Immediately below us was the room that had been the nursery when I was four years old. In that very room, I fell (as the pastor’s granddaughter chased me) and hit my head on the old steam radiator. Later that morning, I made my first visit to Johnston Memorial Hospital’s emergency room, where I got a few stitches. I instinctively rubbed the now thirty-six year old scar on my forehead as I shared that story with my fellow committee members.
I thought about my Sunday school teachers, pastors, and fellow choir members across the years. I thought of my grandmother, a Sunday school teacher herself, and I smiled to myself as I realized that the building had been alive with the laughter and footsteps of children just a couple of hours earlier. Those children are students in the Margaret Blair Preschool, a living memorial to my Memaw.
I didn’t have to walk into the sanctuary. It’s features are permanently etched in my memory from hundreds of Sunday mornings of observing them from the same vantage point in the fourth pew on the right side. It was the site of my grandmother’s funeral, my sister’s wedding, and my nephews’ baptisms. It was the site of my own confirmation, when I professed my faith in Jesus Christ before God and the dear people of that congregation.
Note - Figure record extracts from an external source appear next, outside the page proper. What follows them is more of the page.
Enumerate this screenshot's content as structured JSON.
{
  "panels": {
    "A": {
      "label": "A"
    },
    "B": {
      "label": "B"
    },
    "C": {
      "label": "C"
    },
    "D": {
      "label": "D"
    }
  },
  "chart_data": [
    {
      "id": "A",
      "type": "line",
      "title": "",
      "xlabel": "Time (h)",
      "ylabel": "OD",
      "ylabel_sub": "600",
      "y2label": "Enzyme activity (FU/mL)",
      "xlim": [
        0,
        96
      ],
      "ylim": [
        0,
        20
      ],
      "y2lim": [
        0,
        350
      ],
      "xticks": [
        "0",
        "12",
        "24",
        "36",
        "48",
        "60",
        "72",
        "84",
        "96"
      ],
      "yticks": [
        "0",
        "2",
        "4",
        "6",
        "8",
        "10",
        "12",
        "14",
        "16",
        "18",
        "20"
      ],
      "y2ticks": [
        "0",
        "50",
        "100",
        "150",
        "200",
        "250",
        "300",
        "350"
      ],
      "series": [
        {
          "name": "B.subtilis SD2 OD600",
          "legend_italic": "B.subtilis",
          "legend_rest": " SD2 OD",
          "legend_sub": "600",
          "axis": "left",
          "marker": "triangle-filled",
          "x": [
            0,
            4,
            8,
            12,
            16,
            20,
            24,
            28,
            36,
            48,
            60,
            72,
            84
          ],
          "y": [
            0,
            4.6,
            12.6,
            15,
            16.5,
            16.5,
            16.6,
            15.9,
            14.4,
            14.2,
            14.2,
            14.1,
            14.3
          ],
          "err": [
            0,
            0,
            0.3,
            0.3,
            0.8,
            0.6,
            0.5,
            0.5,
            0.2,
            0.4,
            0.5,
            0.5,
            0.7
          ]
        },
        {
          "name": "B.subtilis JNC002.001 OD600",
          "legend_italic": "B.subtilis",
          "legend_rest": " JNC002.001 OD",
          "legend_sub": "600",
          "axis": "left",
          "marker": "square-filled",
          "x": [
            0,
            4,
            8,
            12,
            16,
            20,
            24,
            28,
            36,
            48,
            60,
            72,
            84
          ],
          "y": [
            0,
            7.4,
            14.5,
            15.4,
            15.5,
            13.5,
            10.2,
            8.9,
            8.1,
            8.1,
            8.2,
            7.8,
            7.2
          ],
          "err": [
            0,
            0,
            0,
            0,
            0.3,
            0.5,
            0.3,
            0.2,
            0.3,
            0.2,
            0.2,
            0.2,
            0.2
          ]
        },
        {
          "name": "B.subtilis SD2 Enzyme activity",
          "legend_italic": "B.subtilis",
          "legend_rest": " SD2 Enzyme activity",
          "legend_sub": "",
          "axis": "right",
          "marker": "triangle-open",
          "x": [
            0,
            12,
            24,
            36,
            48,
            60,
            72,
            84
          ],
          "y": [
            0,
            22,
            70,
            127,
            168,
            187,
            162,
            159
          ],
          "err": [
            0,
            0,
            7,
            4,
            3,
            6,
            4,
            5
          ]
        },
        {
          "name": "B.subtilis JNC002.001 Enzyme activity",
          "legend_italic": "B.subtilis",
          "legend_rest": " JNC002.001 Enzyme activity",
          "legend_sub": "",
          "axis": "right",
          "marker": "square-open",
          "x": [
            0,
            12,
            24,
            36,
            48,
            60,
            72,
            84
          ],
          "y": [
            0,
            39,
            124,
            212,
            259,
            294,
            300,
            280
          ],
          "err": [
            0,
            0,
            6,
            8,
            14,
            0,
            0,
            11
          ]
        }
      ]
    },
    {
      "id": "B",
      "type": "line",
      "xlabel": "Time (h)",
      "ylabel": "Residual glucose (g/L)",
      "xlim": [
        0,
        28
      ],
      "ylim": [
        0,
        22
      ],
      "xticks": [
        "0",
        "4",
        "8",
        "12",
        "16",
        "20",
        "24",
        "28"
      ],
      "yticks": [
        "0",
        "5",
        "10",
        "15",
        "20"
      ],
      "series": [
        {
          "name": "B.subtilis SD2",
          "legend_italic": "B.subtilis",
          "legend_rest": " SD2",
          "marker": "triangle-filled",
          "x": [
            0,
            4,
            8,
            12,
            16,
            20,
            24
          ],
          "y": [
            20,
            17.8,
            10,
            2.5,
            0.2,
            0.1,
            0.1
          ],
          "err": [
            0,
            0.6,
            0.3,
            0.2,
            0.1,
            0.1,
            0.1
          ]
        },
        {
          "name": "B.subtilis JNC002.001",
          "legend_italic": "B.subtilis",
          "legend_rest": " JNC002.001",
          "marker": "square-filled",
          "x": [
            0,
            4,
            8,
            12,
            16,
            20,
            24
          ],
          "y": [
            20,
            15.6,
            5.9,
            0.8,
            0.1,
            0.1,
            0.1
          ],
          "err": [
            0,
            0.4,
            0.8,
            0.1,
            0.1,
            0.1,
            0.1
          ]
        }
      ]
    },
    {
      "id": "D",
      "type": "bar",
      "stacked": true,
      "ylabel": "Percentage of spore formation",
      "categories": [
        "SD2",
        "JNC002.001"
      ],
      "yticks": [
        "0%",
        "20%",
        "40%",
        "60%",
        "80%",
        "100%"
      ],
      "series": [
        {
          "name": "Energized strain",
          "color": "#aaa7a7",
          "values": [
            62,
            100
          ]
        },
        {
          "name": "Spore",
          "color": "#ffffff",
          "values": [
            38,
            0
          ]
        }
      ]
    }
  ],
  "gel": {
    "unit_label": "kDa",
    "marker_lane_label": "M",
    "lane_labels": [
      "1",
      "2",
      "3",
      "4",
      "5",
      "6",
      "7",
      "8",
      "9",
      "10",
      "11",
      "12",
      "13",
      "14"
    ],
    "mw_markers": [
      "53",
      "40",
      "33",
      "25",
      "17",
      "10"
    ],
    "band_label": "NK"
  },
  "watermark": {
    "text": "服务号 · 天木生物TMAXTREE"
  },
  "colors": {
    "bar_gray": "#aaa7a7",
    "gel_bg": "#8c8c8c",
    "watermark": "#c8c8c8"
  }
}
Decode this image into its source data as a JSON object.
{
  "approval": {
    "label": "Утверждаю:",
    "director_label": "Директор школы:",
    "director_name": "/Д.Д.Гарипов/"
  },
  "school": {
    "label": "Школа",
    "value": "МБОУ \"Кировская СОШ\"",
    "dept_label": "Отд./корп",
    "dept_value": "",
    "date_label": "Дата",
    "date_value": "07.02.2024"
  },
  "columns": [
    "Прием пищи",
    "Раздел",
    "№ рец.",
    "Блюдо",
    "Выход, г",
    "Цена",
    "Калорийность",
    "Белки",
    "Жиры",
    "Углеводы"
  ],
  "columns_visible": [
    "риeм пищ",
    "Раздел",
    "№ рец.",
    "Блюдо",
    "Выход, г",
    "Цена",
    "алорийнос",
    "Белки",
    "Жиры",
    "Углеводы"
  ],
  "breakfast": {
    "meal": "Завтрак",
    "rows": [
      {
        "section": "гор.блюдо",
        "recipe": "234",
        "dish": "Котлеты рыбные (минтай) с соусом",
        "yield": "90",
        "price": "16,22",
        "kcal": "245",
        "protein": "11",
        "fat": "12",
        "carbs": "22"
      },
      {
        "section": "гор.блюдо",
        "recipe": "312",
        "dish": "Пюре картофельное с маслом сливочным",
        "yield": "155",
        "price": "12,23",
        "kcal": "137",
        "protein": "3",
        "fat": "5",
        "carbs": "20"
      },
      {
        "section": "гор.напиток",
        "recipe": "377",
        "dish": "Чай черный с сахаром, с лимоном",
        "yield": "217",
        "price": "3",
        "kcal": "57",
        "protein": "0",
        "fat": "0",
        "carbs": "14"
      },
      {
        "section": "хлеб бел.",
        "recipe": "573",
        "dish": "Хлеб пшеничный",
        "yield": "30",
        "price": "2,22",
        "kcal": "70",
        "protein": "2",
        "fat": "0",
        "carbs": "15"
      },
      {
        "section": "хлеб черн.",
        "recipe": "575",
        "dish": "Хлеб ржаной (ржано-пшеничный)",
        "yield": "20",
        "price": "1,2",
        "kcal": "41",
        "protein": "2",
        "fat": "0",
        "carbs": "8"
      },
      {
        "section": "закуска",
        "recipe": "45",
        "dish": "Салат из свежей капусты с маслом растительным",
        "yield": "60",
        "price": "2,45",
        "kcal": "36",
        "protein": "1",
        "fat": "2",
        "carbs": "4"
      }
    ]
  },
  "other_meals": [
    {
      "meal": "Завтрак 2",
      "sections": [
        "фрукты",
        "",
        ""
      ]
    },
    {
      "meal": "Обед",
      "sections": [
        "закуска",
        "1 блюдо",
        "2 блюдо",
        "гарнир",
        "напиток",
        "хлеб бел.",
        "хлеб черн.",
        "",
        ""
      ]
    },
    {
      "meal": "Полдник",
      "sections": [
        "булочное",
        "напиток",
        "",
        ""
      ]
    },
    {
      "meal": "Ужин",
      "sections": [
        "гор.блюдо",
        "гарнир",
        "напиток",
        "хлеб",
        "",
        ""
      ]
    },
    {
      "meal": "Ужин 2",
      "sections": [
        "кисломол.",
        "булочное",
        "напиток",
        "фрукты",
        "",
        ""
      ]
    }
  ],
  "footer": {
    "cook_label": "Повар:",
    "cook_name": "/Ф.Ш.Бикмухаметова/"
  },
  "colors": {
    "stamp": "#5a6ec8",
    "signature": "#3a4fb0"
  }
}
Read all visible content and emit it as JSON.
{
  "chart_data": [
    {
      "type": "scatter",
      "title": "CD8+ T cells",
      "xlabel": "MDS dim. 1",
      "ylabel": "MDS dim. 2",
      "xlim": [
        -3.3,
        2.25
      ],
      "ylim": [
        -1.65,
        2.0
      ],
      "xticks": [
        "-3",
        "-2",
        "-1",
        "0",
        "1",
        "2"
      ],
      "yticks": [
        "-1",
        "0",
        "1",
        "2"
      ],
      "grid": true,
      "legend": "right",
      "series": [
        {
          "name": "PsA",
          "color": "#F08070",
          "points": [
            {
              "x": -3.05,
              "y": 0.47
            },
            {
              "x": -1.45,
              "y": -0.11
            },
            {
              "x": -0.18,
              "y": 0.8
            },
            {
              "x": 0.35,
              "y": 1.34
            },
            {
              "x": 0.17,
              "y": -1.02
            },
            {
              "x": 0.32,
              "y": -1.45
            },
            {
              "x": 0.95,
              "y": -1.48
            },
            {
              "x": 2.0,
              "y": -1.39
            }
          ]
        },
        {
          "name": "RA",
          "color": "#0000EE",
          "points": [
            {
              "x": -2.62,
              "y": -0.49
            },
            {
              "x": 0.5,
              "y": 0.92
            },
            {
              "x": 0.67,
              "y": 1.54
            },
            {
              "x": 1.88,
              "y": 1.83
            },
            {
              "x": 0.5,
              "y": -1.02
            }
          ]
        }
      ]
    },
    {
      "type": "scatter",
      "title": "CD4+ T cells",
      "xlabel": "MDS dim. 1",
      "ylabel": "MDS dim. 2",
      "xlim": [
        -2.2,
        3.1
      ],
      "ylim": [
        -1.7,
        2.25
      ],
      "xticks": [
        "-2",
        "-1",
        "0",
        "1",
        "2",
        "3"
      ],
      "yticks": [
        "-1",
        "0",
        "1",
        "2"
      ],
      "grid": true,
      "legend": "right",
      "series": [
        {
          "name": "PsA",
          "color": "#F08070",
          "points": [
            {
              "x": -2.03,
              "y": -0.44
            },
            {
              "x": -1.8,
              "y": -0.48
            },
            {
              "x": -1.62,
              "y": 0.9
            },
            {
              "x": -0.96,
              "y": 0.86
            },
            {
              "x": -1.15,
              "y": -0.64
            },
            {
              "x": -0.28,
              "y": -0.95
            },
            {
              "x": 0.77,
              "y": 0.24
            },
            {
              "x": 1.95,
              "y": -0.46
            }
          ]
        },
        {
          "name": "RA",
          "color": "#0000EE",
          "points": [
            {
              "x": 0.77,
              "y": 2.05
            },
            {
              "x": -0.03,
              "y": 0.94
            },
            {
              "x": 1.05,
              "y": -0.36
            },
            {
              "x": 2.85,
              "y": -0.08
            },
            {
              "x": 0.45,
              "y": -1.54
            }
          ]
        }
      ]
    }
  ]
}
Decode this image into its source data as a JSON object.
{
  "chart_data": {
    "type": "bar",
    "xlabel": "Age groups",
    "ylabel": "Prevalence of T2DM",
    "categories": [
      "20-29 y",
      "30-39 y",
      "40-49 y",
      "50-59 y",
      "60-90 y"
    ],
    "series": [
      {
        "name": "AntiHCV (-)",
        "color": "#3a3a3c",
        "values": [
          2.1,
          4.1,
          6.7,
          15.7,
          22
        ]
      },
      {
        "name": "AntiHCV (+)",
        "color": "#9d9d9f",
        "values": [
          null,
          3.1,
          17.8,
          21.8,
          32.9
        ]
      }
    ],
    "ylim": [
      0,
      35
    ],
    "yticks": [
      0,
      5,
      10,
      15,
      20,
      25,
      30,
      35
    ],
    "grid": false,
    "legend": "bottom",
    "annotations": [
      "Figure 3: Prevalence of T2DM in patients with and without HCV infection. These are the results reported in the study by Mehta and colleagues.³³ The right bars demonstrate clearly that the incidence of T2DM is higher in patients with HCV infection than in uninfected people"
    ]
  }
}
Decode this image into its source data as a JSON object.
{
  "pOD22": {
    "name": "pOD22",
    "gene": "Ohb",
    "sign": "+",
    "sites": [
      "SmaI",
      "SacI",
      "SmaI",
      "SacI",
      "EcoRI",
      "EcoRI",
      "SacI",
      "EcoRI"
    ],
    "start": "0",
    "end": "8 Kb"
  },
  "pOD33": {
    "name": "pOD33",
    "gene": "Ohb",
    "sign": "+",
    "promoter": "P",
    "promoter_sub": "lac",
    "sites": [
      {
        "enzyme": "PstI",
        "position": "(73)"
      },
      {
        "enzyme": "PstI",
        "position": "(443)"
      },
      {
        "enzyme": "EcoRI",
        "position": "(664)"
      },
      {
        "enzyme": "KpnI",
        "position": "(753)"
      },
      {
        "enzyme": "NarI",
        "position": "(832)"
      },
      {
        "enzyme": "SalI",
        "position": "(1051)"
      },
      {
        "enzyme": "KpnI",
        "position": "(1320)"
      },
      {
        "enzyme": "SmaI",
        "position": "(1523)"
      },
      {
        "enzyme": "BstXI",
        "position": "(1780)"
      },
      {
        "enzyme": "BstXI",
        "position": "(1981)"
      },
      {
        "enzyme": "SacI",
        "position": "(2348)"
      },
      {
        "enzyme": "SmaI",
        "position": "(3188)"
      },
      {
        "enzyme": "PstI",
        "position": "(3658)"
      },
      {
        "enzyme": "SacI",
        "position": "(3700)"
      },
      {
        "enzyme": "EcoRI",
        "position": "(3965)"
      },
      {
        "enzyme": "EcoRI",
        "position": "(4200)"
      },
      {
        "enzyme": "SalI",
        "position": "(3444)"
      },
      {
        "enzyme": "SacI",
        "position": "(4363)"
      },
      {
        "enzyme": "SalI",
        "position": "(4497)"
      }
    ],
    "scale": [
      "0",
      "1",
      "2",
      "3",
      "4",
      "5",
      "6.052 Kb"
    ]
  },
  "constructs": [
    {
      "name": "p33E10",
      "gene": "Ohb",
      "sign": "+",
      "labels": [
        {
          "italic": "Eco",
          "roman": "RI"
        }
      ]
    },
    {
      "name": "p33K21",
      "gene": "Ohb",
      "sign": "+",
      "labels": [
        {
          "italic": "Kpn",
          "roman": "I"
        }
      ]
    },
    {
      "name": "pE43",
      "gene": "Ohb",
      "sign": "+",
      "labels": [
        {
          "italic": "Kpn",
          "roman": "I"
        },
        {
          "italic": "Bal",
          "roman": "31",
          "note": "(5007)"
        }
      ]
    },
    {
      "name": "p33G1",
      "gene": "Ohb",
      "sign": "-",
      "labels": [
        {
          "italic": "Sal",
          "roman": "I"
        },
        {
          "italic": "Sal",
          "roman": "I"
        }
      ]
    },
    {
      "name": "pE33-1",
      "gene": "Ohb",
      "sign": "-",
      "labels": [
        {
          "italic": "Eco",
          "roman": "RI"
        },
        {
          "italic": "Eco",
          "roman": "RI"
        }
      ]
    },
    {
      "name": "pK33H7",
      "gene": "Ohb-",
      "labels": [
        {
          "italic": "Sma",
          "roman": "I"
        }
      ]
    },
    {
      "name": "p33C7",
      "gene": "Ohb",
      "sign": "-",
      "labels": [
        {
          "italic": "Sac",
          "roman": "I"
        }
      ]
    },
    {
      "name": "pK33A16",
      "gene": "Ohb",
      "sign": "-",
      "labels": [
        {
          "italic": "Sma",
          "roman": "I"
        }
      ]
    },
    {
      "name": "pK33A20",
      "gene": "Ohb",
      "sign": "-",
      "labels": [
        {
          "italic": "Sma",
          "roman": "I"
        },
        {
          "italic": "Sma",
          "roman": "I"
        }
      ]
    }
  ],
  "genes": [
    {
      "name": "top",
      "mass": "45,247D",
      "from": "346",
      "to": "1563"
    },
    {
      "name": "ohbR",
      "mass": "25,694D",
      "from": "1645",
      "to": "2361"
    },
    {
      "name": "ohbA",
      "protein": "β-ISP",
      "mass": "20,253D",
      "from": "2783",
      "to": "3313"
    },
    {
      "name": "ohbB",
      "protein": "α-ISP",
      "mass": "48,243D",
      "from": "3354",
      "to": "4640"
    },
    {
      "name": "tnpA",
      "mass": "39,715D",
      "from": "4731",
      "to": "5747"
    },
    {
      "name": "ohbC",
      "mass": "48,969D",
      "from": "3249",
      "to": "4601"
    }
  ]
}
When the meeting ended, I lingered at the entrance to the library, just at the bottom of the steps. I remembered where I sat at the table during that Bible study in 1989 when I think I realized for the first time exactly what the grace of Jesus Christ meant to me and for me. It’s not an exaggeration to say that I really got to know Jesus in that room. Within a few months, in another library, the Kelly Library on the campus of Emory & Henry College, I would encounter Jesus once again and agree to live out this vocation of pastoral ministry.
I hesitated to walk away today. It would have been nice to sit for a while in the library and to take in the view of the sanctuary again from the fourth pew on the right, naturally.
I’ve had the privilege of visiting Israel. I’ve been to Bethlehem, Nazareth, Jerusalem, the Sinai peninsula. I’ve stood and walked in the footsteps of Abraham, Moses, and even Jesus. I had a wonderful, life-enriching experience in the Holy Land.
Today, as I stood in the library doorway at Abingdon United Methodist Church, I had as rich an experience of God’s presence as I had in any of those ancient sites. It wouldn’t have surprised me to have seen a burning bush nearby, because God reminded me today that I was on holy ground.
It was, after all, where I met Jesus Christ.